We had a meeting with the managements of Electrosteel Castings (ECL) and Electrosteel Steels (ESL), an associate of ECL with a 39.6% stake. We paid a visit to the plants of both these companies. ESL is setting up a 2.51mt integrated greenfield steel plant. Its management gave guidance of commissioning the integrated steel plant by the end of FY13. However, we believe a very significant portion of ESL's profitability will depend on commencement of operations at its iron ore mine and ramp-up of coking coal production. ECL has commenced production at its coking coal mine through the open-cast route, while work on underground mine is progressing, which the company expects to complete by the end of 1QFY14. The company has obtained forest stage-1 clearance for iron ore mine and it is expecting stage-2 clearance by the end of 1QFY14, but we believe it can take a longer time. Currently, we do not have any rating on ECL and ESL.
Steel plant to be commissioned before the end of FY13: ESL has witnessed significant delay in commissioning its 2.51mt steel plant, which was originally scheduled in FY11. Total project costs stood at Rs95,620mn and ECL's equity contribution was at Rs8,876mn as of end-October 2012. The management stated that there was an exodus of almost 95% Chinese workers in September 2010 due to Arunachal Pradesh state's border issue with China. This impacted project work severely and led to a long delay. The company has resolved these issue and it is likely to commission the plant by the end of FY13.
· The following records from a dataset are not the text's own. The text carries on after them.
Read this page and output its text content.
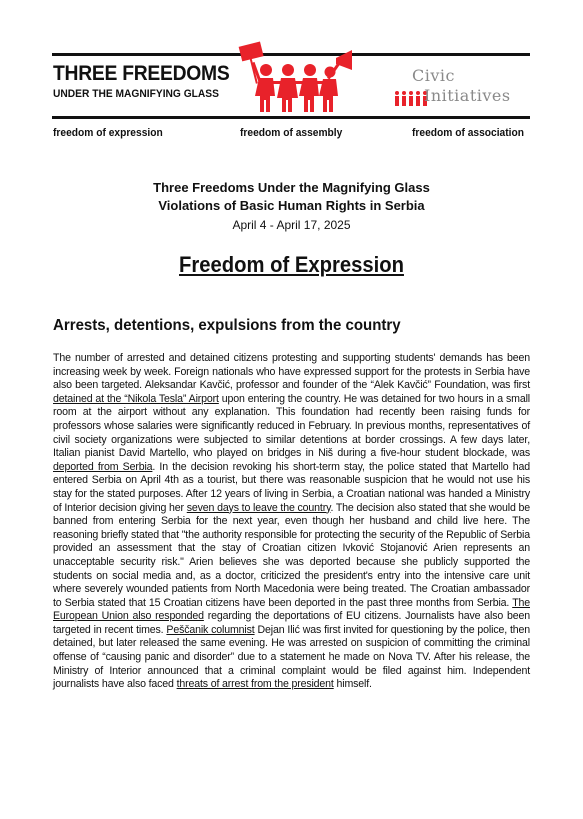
THREE FREEDOMS
UNDER THE MAGNIFYING GLASS
Civic
Initiatives
freedom of expression	freedom of assembly	freedom of association
Three Freedoms Under the Magnifying Glass
Violations of Basic Human Rights in Serbia
April 4 - April 17, 2025
Freedom of Expression
Arrests, detentions, expulsions from the country
The number of arrested and detained citizens protesting and supporting students' demands has been increasing week by week. Foreign nationals who have expressed support for the protests in Serbia have also been targeted. Aleksandar Kavčić, professor and founder of the “Alek Kavčić” Foundation, was first detained at the “Nikola Tesla” Airport upon entering the country. He was detained for two hours in a small room at the airport without any explanation. This foundation had recently been raising funds for professors whose salaries were significantly reduced in February. In previous months, representatives of civil society organizations were subjected to similar detentions at border crossings. A few days later, Italian pianist David Martello, who played on bridges in Niš during a five-hour student blockade, was deported from Serbia. In the decision revoking his short-term stay, the police stated that Martello had entered Serbia on April 4th as a tourist, but there was reasonable suspicion that he would not use his stay for the stated purposes. After 12 years of living in Serbia, a Croatian national was handed a Ministry of Interior decision giving her seven days to leave the country. The decision also stated that she would be banned from entering Serbia for the next year, even though her husband and child live here. The reasoning briefly stated that "the authority responsible for protecting the security of the Republic of Serbia provided an assessment that the stay of Croatian citizen Ivković Stojanović Arien represents an unacceptable security risk." Arien believes she was deported because she publicly supported the students on social media and, as a doctor, criticized the president's entry into the intensive care unit where severely wounded patients from North Macedonia were being treated. The Croatian ambassador to Serbia stated that 15 Croatian citizens have been deported in the past three months from Serbia. The European Union also responded regarding the deportations of EU citizens. Journalists have also been targeted in recent times. Peščanik columnist Dejan Ilić was first invited for questioning by the police, then detained, but later released the same evening. He was arrested on suspicion of committing the criminal offense of “causing panic and disorder” due to a statement he made on Nova TV. After his release, the Ministry of Interior announced that a criminal complaint would be filed against him. Independent journalists have also faced threats of arrest from the president himself.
Iron ore mine status - key to profitability: ECL has been allocated 91mt iron ore mine at Kodolibad, Jharkhand. This is an open-cast mine and the company has obtained stage-1 forest clearance. The management has indicated that it should be able to get stage-2 forest clearance in the next six months, but we believe it may take a longer time. The mine is around 230km away from the plant, but there is a connecting 200-km rail line of Indian Railways, which will result in moderate freight costs. ECL is looking at peak production of 4mt iron ore and after meeting its own requirement, rest of the iron ore would be sold to ESL at cost plus 20% basis.
Coking coal mine status: ECL has also been allocated coking coal mine in Parbatpur, Jharkhand, which has mining reserves of 231mt. A significant part of this mine is underground and the company is working on it to start operations. The company has started open-cast mine, but the volume is still insignificant at around 10,000tn/month. ECL is looking at peak production 1.5mt of coking coal from the mine and after fulfilling its own requirement, rest of the coking coal would be sold to ESL at cost plus 20% basis. This mine is around 6km away from the plant site and ECL has also set up a 2mt coal beneficiation unit at the mine.